Più tranquilla la posizione sull’Iran dove si conferma l’importanza dell’accordo raggiunto sul nucleare (che dovrà però essere integralmente attuato) e ci si limita a deplorare i test di missili balistici effettuati da Teheran.

Piuttosto decisa, anche se di tono nettamente diverso rispetto a quello usato con Mosca, anche la reazione alle rivendicazioni marittime cinesi, ad Est e a Sud. Ci si riferisce ad esempio al giudizio emesso dal Tribunale arbitrale il 12 luglio 2016, sfavorevole alle tesi cinesi, come ad una “utile base” per andare avanti pacificamente, e si ribadisce l’opposizione a iniziative unilaterali.

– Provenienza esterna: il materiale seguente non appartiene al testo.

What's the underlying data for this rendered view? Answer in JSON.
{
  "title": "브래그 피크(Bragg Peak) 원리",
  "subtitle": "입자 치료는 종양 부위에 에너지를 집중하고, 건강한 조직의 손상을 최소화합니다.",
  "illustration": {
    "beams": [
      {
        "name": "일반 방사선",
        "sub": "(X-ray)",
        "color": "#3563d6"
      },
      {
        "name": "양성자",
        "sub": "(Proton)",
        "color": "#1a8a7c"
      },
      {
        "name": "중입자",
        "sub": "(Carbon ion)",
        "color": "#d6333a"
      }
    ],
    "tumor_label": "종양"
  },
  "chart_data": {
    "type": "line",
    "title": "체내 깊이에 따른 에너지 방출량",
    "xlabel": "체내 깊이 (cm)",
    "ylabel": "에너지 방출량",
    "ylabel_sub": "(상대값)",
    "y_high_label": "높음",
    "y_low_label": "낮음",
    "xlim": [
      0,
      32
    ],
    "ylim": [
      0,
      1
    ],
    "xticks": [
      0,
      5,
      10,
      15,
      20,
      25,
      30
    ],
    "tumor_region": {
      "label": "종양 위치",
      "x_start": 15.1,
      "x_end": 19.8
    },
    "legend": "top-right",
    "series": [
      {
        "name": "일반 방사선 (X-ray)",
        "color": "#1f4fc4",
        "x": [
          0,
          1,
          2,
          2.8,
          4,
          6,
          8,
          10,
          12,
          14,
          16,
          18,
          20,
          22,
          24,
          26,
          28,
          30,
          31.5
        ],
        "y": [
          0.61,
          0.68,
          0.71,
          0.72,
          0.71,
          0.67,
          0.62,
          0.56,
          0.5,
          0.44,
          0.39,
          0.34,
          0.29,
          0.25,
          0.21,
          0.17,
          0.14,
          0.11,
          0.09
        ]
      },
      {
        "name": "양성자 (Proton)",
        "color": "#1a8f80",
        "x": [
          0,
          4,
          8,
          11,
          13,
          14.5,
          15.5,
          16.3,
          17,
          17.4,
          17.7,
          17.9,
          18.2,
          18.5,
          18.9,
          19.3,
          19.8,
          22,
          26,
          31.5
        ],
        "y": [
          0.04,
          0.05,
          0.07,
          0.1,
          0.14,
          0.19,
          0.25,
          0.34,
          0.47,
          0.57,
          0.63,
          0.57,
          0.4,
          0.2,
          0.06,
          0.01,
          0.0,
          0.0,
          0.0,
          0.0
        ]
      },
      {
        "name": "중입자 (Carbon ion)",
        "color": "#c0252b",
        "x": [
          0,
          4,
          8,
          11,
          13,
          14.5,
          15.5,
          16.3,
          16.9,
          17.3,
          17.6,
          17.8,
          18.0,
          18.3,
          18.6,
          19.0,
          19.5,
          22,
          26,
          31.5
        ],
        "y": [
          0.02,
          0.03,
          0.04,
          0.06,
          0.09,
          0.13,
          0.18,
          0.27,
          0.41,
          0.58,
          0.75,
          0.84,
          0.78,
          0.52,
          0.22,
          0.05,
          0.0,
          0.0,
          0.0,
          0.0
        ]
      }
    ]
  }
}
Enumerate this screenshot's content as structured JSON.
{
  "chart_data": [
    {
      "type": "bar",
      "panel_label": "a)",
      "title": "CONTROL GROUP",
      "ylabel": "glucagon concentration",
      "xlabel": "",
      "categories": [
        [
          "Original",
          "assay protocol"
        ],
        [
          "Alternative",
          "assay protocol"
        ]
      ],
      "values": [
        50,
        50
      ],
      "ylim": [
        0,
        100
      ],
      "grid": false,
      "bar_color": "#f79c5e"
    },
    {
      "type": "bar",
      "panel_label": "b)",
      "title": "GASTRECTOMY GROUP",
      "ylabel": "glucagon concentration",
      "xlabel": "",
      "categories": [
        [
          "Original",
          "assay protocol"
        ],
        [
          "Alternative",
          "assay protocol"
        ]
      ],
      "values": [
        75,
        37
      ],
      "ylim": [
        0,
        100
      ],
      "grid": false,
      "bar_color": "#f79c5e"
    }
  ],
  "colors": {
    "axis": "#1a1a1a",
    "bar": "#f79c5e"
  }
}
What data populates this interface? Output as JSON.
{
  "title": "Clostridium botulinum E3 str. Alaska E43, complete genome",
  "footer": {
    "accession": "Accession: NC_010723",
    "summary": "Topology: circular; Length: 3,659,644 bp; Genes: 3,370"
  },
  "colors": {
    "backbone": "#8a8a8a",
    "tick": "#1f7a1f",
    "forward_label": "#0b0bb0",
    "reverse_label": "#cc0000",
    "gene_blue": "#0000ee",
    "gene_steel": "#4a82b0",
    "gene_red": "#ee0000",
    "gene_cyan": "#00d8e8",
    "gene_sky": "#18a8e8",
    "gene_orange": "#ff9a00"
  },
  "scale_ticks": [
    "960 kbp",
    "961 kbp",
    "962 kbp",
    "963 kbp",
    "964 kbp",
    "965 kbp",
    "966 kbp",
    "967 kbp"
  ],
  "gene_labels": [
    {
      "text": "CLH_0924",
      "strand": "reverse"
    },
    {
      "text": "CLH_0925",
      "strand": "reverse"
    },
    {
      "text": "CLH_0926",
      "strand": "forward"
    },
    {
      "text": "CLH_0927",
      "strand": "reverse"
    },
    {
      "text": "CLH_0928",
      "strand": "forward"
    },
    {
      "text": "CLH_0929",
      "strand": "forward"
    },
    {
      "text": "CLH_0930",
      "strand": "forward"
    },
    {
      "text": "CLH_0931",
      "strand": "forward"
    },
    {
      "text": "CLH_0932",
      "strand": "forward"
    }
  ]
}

Il comunicato tocca molti altri punti: ad esempio, è interessante una sezione sul cyber (anche se insiste sulla ricerca di regole non obbligatorie), ed è importante una sezione sulla opportunità di rafforzare il sistema Onu di gestione delle crisi. Ma complessivamente questo testo sembra soprattutto voler offrire un ramoscello d’ulivo da parte degli alleati alla nuova Amministrazione americana. Esso suggerisce un possibile compromesso che può consentire all’Occidente di proseguire insieme: salviamo l’alleato Trump (per la nostra stessa tranquillità). Vedremo come andrà a Taormina.

Stefano Silvestri è direttore di AffarInternazionali e consigliere scientifico dello IAI.